胸糞ニュース?自治体の血も涙もない処分なのか?

最近は犬や猫の殺処分ゼロを目指す活動や団体が取り上げられることが多くなってきましたが、今回はニホンザルに関してちょっと考えさせるニュースが飛び込んできたので取り上げさせてもらいたいと思います。

 千葉県富津市は20日、ニホンザルを飼育する高宕山自然動物園(同市豊岡)のサル全164頭をDNA鑑定した結果、約35%にあたる57頭が特定外来生物「アカゲザル」との交雑個体だったと発表した。57頭は外来生物法に基づき殺処分された。同園近くの高宕山一帯は「高宕山のサル生息地」として国の天然記念物に指定されているが、周辺で交雑が進んでいる実態が浮き彫りとなった

引用元:yahooニュース(外来ザルと交雑3割、57頭処分 富津・高宕山動物園:千葉日報オンライン)より


今回の一件、この高宕山自然動物園や富津市というのはなんて酷いことをするんだと少し憤りを感じまし、恐らく世間一般の感想も大体同じでサルに罪はないのにかわいそうという意見がほとんどでしょう。

おそらくこの報道により、動物愛護団体や一般の方から、かなりの抗議がくるのは間違いないでしょうね。僕も第一印象ではそういった気持ではありましたが、よくよく考えてみるとこの問題は簡単ではないように思えます。

ニホンザルという固有種が減っていく

ニホンザル今回のニュースに関しては物事の上っ面だけとらえると、かなりかわいそうなニュースであり市や動物園はかなりひどいことをしたと感じさせられますが、果たしてそうなのでしょうか。

元の記事を読む限りニホンザルの飼育している場所を仕切るフェンスの高さが低かったということで外来種の交雑がすすんだということは、正直人間の責任でしょうがなく言い逃れはできないことだと思います。

ただ、現状このまま交雑種を間引きせずに飼育した場合、今後フェンスの高さを上げても混ざってしまったものはしょうがなく、純粋なニホンザルが同園ではゼロになってしまいます。

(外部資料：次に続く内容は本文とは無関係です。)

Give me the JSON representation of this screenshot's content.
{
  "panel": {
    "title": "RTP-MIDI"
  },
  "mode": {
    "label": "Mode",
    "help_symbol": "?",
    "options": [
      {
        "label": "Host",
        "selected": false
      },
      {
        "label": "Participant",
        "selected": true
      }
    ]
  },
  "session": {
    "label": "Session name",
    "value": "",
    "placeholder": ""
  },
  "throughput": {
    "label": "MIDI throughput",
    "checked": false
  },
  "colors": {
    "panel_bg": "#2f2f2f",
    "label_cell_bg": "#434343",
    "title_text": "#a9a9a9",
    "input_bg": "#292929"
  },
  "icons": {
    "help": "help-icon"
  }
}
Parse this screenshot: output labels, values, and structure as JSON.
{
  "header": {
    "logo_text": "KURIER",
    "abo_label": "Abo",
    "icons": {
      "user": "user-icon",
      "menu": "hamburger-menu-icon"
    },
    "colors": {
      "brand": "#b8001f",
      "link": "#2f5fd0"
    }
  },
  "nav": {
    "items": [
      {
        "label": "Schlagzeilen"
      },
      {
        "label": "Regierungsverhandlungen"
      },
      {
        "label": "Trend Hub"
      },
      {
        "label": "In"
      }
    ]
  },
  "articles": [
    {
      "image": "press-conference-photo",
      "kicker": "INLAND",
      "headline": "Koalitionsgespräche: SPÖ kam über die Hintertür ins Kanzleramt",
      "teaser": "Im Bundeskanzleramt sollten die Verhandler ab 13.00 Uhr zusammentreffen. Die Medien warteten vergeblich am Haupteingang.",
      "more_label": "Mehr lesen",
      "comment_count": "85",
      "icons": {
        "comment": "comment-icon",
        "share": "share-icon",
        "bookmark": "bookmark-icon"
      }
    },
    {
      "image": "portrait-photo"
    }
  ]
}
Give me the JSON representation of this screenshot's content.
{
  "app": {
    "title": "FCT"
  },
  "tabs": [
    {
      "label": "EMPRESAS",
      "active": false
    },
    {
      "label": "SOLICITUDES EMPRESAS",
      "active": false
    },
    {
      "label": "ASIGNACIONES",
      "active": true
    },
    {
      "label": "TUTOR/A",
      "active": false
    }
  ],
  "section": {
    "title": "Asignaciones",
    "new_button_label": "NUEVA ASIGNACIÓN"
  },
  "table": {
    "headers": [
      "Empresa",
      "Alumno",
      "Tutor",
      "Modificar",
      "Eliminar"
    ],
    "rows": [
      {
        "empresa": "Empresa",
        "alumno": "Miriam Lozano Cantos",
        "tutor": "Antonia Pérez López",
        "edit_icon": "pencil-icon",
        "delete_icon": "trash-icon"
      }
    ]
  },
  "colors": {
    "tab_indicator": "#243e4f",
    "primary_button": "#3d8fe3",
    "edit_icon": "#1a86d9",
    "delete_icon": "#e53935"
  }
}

これが人間の世界ならまぁ国際化の流れなんで純粋な日本人がいずれゼロになるというのはしょうがないかなとは思います。(元々日本人と言っても縄文系や弥生系、中国から来た渡来系、アイヌ系など混ざりまくってますがね)

ただ今回の問題の場合は固有種であるニホンザルが減ってしまうとなると、簡単に殺してはいけないとは言えなくなってしまいますよね。例えば魚の世界だと外来種として悪者であるブラックバスを駆逐するのはほとんど何にも言われませんしね。

人間に近いサルだから少し感情的な意見も出るでしょうが、本来動物園の人や市の関係者の方もなんらかの方法で殺処分を逃れる方法は模索したはずです。

メディアの難しいところは字面だけとると悪者を作り上げることは簡単ですが、そこに至るまでのプロセスは当然あったはずなので、しっかりとその部分にもフォーカスして報道はしてもらいたいものです。

おそらくテレビのワイドショーやコメンテーターであればそこまで突っ込んで話をすることとは思いますが、一般の方の中には思った以上にステレオタイプで表面的な事柄しか捉えられない人も多くいるので、今一歩進んだ報道の仕方をしていただきたたと思います。

この辺り、日本のメディアの一歩進んだ形を期待します。